The neonatal brain’s use of oxygen can be an important biomarker of neural development and brain tissue viability. Birth asphyxia causes hypoxic brain injury and is one of the leading causes of neonatal death and long-term disability. The goal of this project is to develop and evaluate the clinical utility of novel biomarkers related to the neonatal brain’s oxygen utilization, including cerebral metabolic rate of oxygen (CMRO2) and its key component, oxygen extraction rate (OEF). Cerebral oxygen consumption is a central piece in the pathological process underlying birth asphyxia. However, at present, no practical techniques to assess cerebral oxygen metabolism in human neonates exist. Positron emission tomography (PET) methods that have been used for adult CMRO2 imaging cannot be easily used in the neonatal population due to the complexity of the procedures and radiation concerns. We will develop an MR based technique to measure OEF and CMRO2 without using any exogenous contrast agent. A critical component in OEF and CMRO2 quantification is venous oxygen saturation. In this project, we will devise a novel pulse sequence, accelerated T2-Relaxation-Under-Phase-Contrast (aTRU-PC), to measure venous oxygenation in a region-specific manner, from which OEF and CMRO2 will be quantified. Upon the completion of this project, we will be able to provide the neonatal neuroimaging community with a new MRI technique for quantitative assessment of brain oxygen utilization and will have demonstrated its clinical utility in hypoxic ischemic encephalopathy.
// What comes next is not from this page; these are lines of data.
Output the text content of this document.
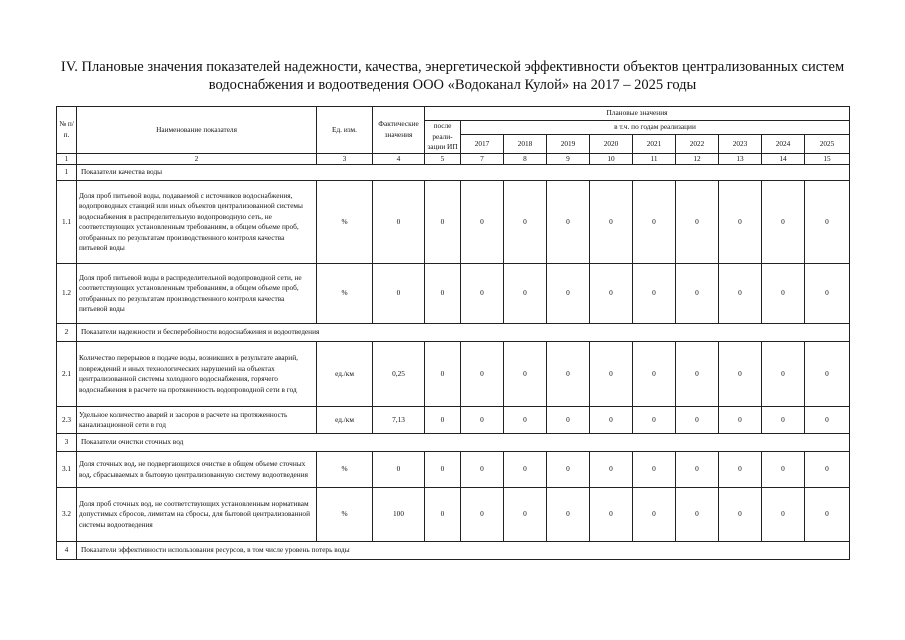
IV. Плановые значения показателей надежности, качества, энергетической эффективности объектов централизованных систем
водоснабжения и водоотведения ООО «Водоканал Кулой» на 2017 – 2025 годы
№ п/п.	Наименование показателя	Ед. изм.	Фактические значения	Плановые значения									
				после реали-зации ИП	в т.ч. по годам реализации								
					2017	2018	2019	2020	2021	2022	2023	2024	2025
1	2	3	4	5	7	8	9	10	11	12	13	14	15
1	Показатели качества воды												
1.1	Доля проб питьевой воды, подаваемой с источников водоснабжения, водопроводных станций или иных объектов централизованной системы водоснабжения в распределительную водопроводную сеть, не соответствующих установленным требованиям, в общем объеме проб, отобранных по результатам производственного контроля качества питьевой воды	%	0	0	0	0	0	0	0	0	0	0	0
1.2	Доля проб питьевой воды в распределительной водопроводной сети, не соответствующих установленным требованиям, в общем объеме проб, отобранных по результатам производственного контроля качества питьевой воды	%	0	0	0	0	0	0	0	0	0	0	0
2	Показатели надежности и бесперебойности водоснабжения и водоотведения												
2.1	Количество перерывов в подаче воды, возникших в результате аварий, повреждений и иных технологических нарушений на объектах централизованной системы холодного водоснабжения, горячего водоснабжения в расчете на протяженность водопроводной сети в год	ед./км	0,25	0	0	0	0	0	0	0	0	0	0
2.3	Удельное количество аварий и засоров в расчете на протяженность канализационной сети в год	ед./км	7,13	0	0	0	0	0	0	0	0	0	0
3	Показатели очистки сточных вод												
3.1	Доля сточных вод, не подвергающихся очистке в общем объеме сточных вод, сбрасываемых в бытовую централизованную систему водоотведения	%	0	0	0	0	0	0	0	0	0	0	0
3.2	Доля проб сточных вод, не соответствующих установленным нормативам допустимых сбросов, лимитам на сбросы, для бытовой централизованной системы водоотведения	%	100	0	0	0	0	0	0	0	0	0	0
4	Показатели эффективности использования ресурсов, в том числе уровень потерь воды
fMRI is an important tool used to study neural activity associated with emotional aging, but its findings may be confounded by vascular declines. This project aims to measure vascular function in the aging brain and examine how fMRI results in emotional aging are modified by age-related changes in vascular function. This represents the first study in the field to characterize age-related differences in the emotional neural circuit using advanced, vascular-corrected fMRI techniques. Dr. Liu previously developed a novel technique to measure cerebrovascular reactivity (CVR) and cerebral blood volume (CBV) using gas-inhalation (e.g., CO2, O2) MRI, which can be used to calibrate the fMRI signal to improve its inference of neural activity. Dr. Liu and her team have previously applied this technique in a memory- encoding aging study, and found that much of the previously reported decrease in visual activation in aging is due to vascular decline and that prefrontal hyperactivation in memory encoding is more pervasive than previously thought. The proposed work seeks to apply this exciting novel technique to the study of emotional aging. The central aim is to characterize the age effect in emotional neural function after correcting for vascular differences.